10-13-2011, 05:43 AM
Mechanical Man

Could you test with heavy load affinity at c0,c2,c4,c6 & ligh loads at affinity c1,c3,c5,c7?
10-13-2011, 05:47 AM
savantu

Quote:

Originally Posted by dess

..

No, you can't give it the whole resources on CMT.

Why not ? What stops the shared decoder to feed instructions from the same thread to both integer clusters ? It would be the magical "reverse hyperthreading" everyone talks about.

Quote:

Do you mean disabling the second thread on one core? Yes, with SMT the first thread will earn much.

Core 2 isn't SMT enabled. You have 2 cores, 2 threads with a shared cache. If you disable one core, the other will have access to the whole cache and offer better single threaded performance. This is what we see with the 4m/4c aproach on BD. Inside the module you have 1 thread which isn't fighting for shared resources => perf. is better. Overall throughoutput is lower, it's basically an exercise.
2M/4c < 4m/4c < 4m/8c altough highest per thread performance is with the 4m/4c.
10-13-2011, 05:48 AM
Manicdan

Quote:

Originally Posted by Marc HFR

http://www.hardware.fr/medias/photos...IMG0033832.gif

Source : http://www.hardware.fr/articles/842-...acite-cmt.html (in french, sorry)

thanks!
we can see a few games were at the same speed while others got 5% faster with disabled cores.
10-13-2011, 06:14 AM
JumpingJack

So I just glanced over your data and have not fully digested it yet, but all the benches you ran are multithreaded. You have not shown anything that explains single threaded performances, rather what you have done is forced a situation where you have 4 available contexts, in one situation 4 threads are scheduled across 2 modules (a sharing situation) and in other case 4 threads spread over 4 modules (a non-shared situation). What you are showing is the performance hit taken when resources in the front end are shared (i.e. cache, TLBs, BTBs, etc etc). The results would be exactly what I would have expected.

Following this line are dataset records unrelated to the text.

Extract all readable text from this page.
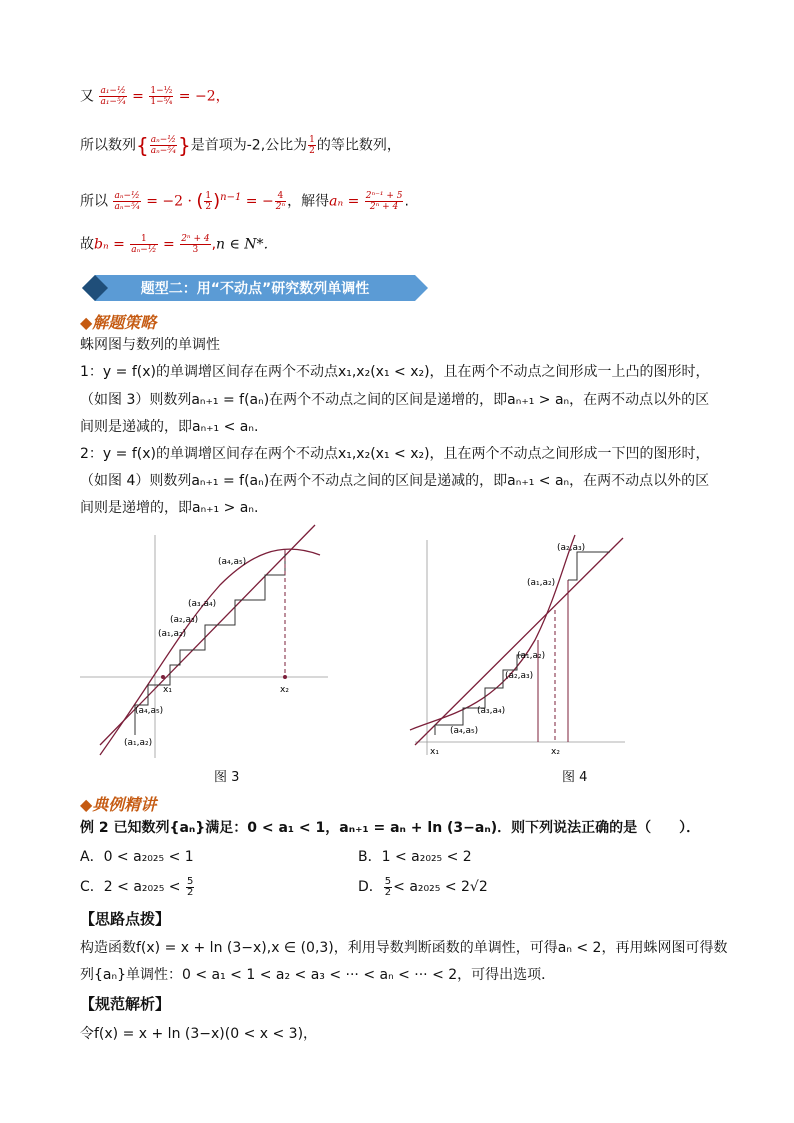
又 $\frac{\text{a₁−½}}{\text{a₁−⁵⁄₄}} = \frac{\text{1−½}}{\text{1−⁵⁄₄}} = -2$，
所以数列{ $\frac{\text{aₙ−½}}{\text{aₙ−⁵⁄₄}}$ }是首项为-2,公比为 $\frac{1}{2}$ 的等比数列，
所以 $\frac{\text{aₙ−½}}{\text{aₙ−⁵⁄₄}} = -2$ · ( $\frac{1}{2} )^{n-1}$ = − $\frac{4}{\text{2ⁿ}}$ ，解得$a_n = \frac{\text{2ⁿ⁻¹ + 5}}{\text{2ⁿ + 4}}$ .
故$b_n = \frac{1}{\text{aₙ−½}} = \frac{\text{2ⁿ + 4}}{3} ,n$ ∈ N*．
题型二：用“不动点”研究数列单调性
◆解题策略
蛛网图与数列的单调性
1：y = f(x)的单调增区间存在两个不动点x₁,x₂(x₁ < x₂)，且在两个不动点之间形成一上凸的图形时，
（如图 3）则数列aₙ₊₁ = f(aₙ)在两个不动点之间的区间是递增的，即aₙ₊₁ > aₙ，在两不动点以外的区
间则是递减的，即aₙ₊₁ < aₙ.
2：y = f(x)的单调增区间存在两个不动点x₁,x₂(x₁ < x₂)，且在两个不动点之间形成一下凹的图形时，
（如图 4）则数列aₙ₊₁ = f(aₙ)在两个不动点之间的区间是递减的，即aₙ₊₁ < aₙ，在两不动点以外的区
间则是递增的，即aₙ₊₁ > aₙ.
(a₄,a₅)
(a₃,a₄)
(a₂,a₃)
(a₁,a₂)
(a₄,a₅)
(a₁,a₂)
x₁	x₂
图 3
(a₂,a₃)
(a₁,a₂)
(a₁,a₂)
(a₂,a₃)
(a₃,a₄)
(a₄,a₅)
x₁	x₂
图 4
◆典例精讲
例 2 已知数列{aₙ}满足：0 < a₁ < 1，aₙ₊₁ = aₙ + ln (3−aₙ)．则下列说法正确的是（　　）．
A．0 < a₂₀₂₅ < 1	B．1 < a₂₀₂₅ < 2
C．$2 < a_{2025} < \frac{5}{2}$	D． $\frac{5}{2} < a_{2025} < 2√2$
【思路点拨】
构造函数f(x) = x + ln (3−x),x ∈ (0,3)，利用导数判断函数的单调性，可得aₙ < 2，再用蛛网图可得数
列{aₙ}单调性：0 < a₁ < 1 < a₂ < a₃ < ··· < aₙ < ··· < 2，可得出选项．
【规范解析】
令f(x) = x + ln (3−x)(0 < x < 3)，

What is more interesting about your data is you can now ascertain AMD's claims of 180% or that 1.8 scaling factor of a module vs two distinct cores.

Here is an experiment to do.... repeat this, but with just one application (Fritz Chess) because this app allows you to specify the number of threads spawn.

Do it for 1, 2, 3, and 4 threads. Then turn everything on (all modules, clusters, cores what ever you want to call them), and do the same runs for 1, 2, 3, 4, 5, 6, 7 and 8 threads and plot the scaling vs thread for the three different configurations.

You will find that the fritz run for 1 thread will not be different regardless of how you configure the modules, clusters, cores (again, call them whatever you want to call them).

jack
10-13-2011, 07:00 AM
dess

Quote:

Originally Posted by EniGmA1987

Your right that the first core doesnt gain access to the second integer core, but it does gain access to the full FP section. The floating point part of the core is split in half when both cores need it and each core uses half the resources of it. When a single core is active only it has access to all of it.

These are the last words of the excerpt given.